WARNING: The following article contains spoilers from “Ophiocordyceps Lamia” a story in Gotham Villains Anniversary Giant #1, on sale now from DC Comics.
Poison Ivy is one of the most powerful users of The Green, a sort of universe or dimension that connects all plant life. With that kind of control over nature, she is immensely powerful, and her abilities only seem to grow with every battle she has with Batman. Her latest display is the ability to use a form of the Cordyceps fungus, the same fungus that caused the apocalypse in the popular video game The Last of Us.
While the symptoms of the Ophiocordyceps Lamia was similar to the Last of Us’ infection, there was a key difference worthy of exploration. The game’s Cordyceps infected the host, slowly transforming them into fungal monsters that would kill anything in sight, but Ivy’s cordyceps seemed to give its victims a connection with a similar plane of existence to The Green, The Grey, which essentially links all fungal life. Ivy’s pheromones do give her “cousins” (as she calls the Cordyceps) a push to make their intended victims’ demise more pleasant, but the abilities we see suggest a deeper well of potential, and connection that the fallen in The Last of Us could only wish to have.
Real world Cordyceps usually infect the insects that consume them and then sprout from within, killing them and allowing new fungus to bloom. In the story “Ophiocordyceps Lamia” from Gotham Villains Anniversary Giant #1 (by G. Willow Wilson, Emma Rios, Jordie Bellaire, and Hassan Otsmane-Elhaou), Ivy’s Cordyceps function in a similar way, although hers seem to have evolved to be more versatile in what types of biological life it can infect. In this case, the victim seems to become a part of the growth, as opposed to having it sprout out of them, eventually transforming into an extension of the Cordyceps before dying.
This is remarkably different from the infection seen in The Last of Us, which simply grows within the victim, mutating them over time and driving them into a feral rage. In comparison, Ivy’s Cordyceps are fast acting and result in guaranteed, non-zombie death. What is of particular note here is what happened when Ivy tried to save one of the people she infected. This woman, Janet, seemed to have been somehow spared from the assimilation process halfway through and thus still had control of her human mind, although she could see into worlds outside her own, similar to Ivy. This suggests that unlike the Last of Us’ Cordyceps, this variant has a sort of hivemind-like effect on those who are infected, which could result in some pretty fantastic abilities — or even control over certain forms of life.

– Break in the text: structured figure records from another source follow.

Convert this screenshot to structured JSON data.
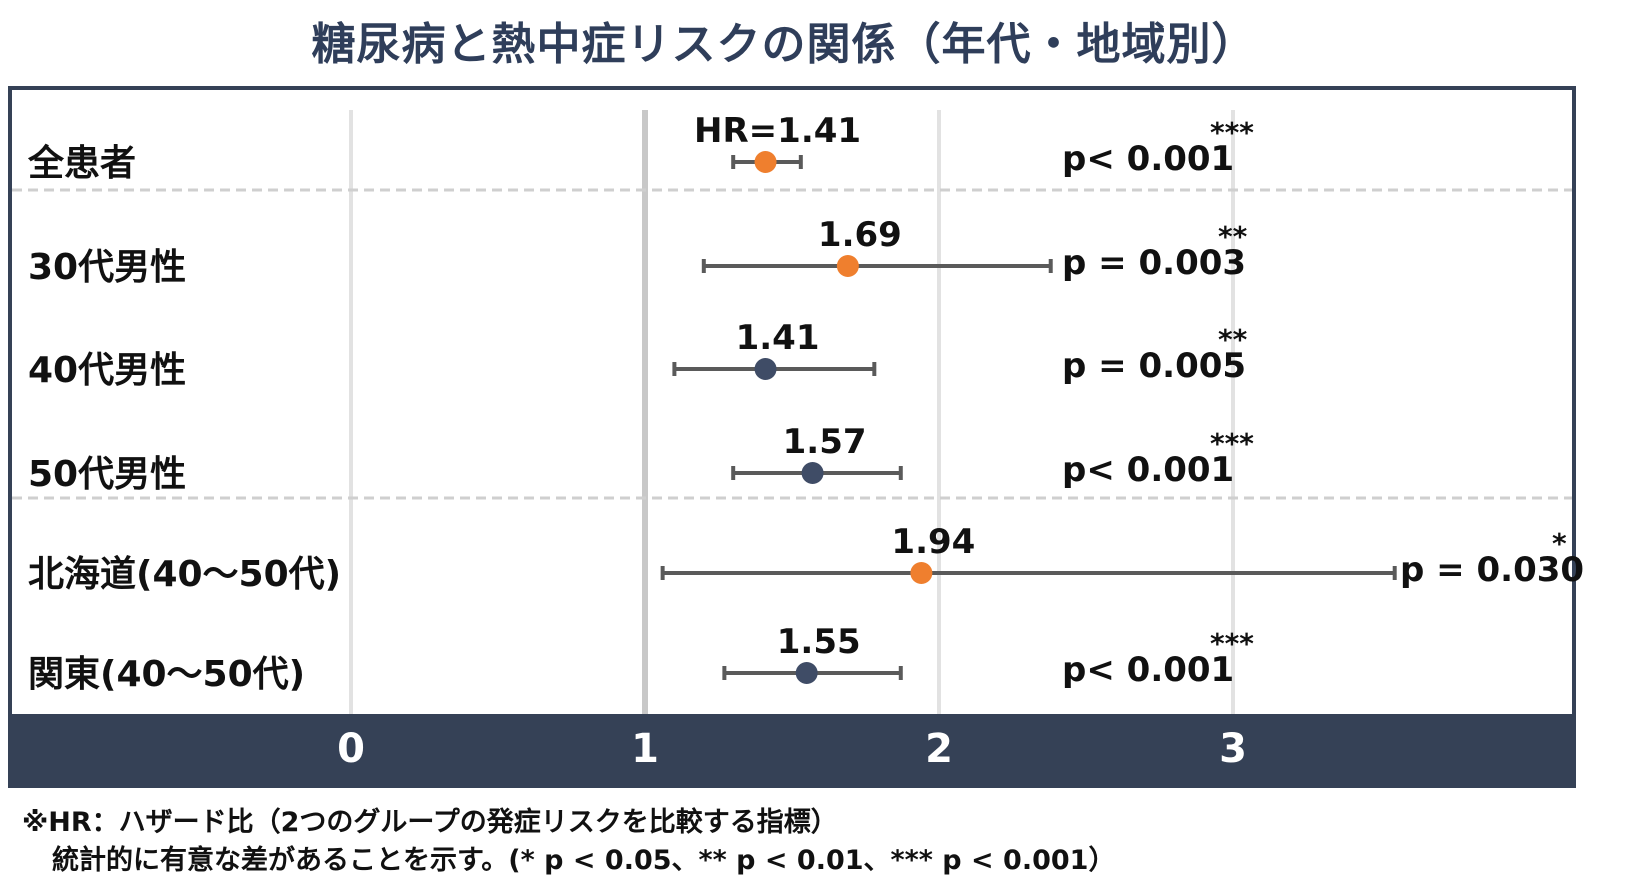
{
  "chart_data": {
    "type": "forest",
    "title": "糖尿病と熱中症リスクの関係（年代・地域別）",
    "x_ticks": [
      0,
      1,
      2,
      3
    ],
    "xlim": [
      0,
      4.2
    ],
    "reference_line": 1,
    "groups": [
      {
        "label": "全患者",
        "hr": 1.41,
        "hr_text": "HR=1.41",
        "ci_low": 1.3,
        "ci_high": 1.53,
        "p_text": "p< 0.001",
        "sig": "***",
        "color": "#ef7f2e"
      },
      {
        "label": "30代男性",
        "hr": 1.69,
        "hr_text": "1.69",
        "ci_low": 1.2,
        "ci_high": 2.38,
        "p_text": "p = 0.003",
        "sig": "**",
        "color": "#ef7f2e"
      },
      {
        "label": "40代男性",
        "hr": 1.41,
        "hr_text": "1.41",
        "ci_low": 1.1,
        "ci_high": 1.78,
        "p_text": "p = 0.005",
        "sig": "**",
        "color": "#3f4c66"
      },
      {
        "label": "50代男性",
        "hr": 1.57,
        "hr_text": "1.57",
        "ci_low": 1.3,
        "ci_high": 1.87,
        "p_text": "p< 0.001",
        "sig": "***",
        "color": "#3f4c66"
      },
      {
        "label": "北海道(40～50代)",
        "hr": 1.94,
        "hr_text": "1.94",
        "ci_low": 1.06,
        "ci_high": 3.55,
        "p_text": "p = 0.030",
        "sig": "*",
        "color": "#ef7f2e"
      },
      {
        "label": "関東(40～50代)",
        "hr": 1.55,
        "hr_text": "1.55",
        "ci_low": 1.27,
        "ci_high": 1.87,
        "p_text": "p< 0.001",
        "sig": "***",
        "color": "#3f4c66"
      }
    ],
    "colors": {
      "highlight": "#ef7f2e",
      "standard": "#3f4c66",
      "axis_band": "#354156",
      "title": "#2f3e5a"
    }
  },
  "footnote": {
    "line1": "※HR：ハザード比（2つのグループの発症リスクを比較する指標）",
    "line2": "統計的に有意な差があることを示す。(* p < 0.05、** p < 0.01、*** p < 0.001）"
  }
}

The infection from the game has no such quality. While the infected do travel and hunt in groups, and benefit from enhanced strength and speed, there is no real directive beyond destroying that which is different. In contrast, Ivy’s version seems to bring people closer to The Grey, instead of causing wanton destruction. However, there is another possibility to consider, especially in light of the Cordyceps being a fungus and not a plant.
The Grey comes with it the desire to consume and break down the world and everything in it; and to feed on the corpse. The Grey has historically formed the kind of hivemind that Janet seemed to be assimilated into, and could eventually burden her and her fellow victims with the same rabid need of consumption seen in The Last of Us games. Unfortunately, we don’t see how that thread could play out, as Ivy reverses the effects on Janet. Still, DC could revisit it some other time, and show just how dangerous a superpowered, hive-minded fungal zombie outbreak could be.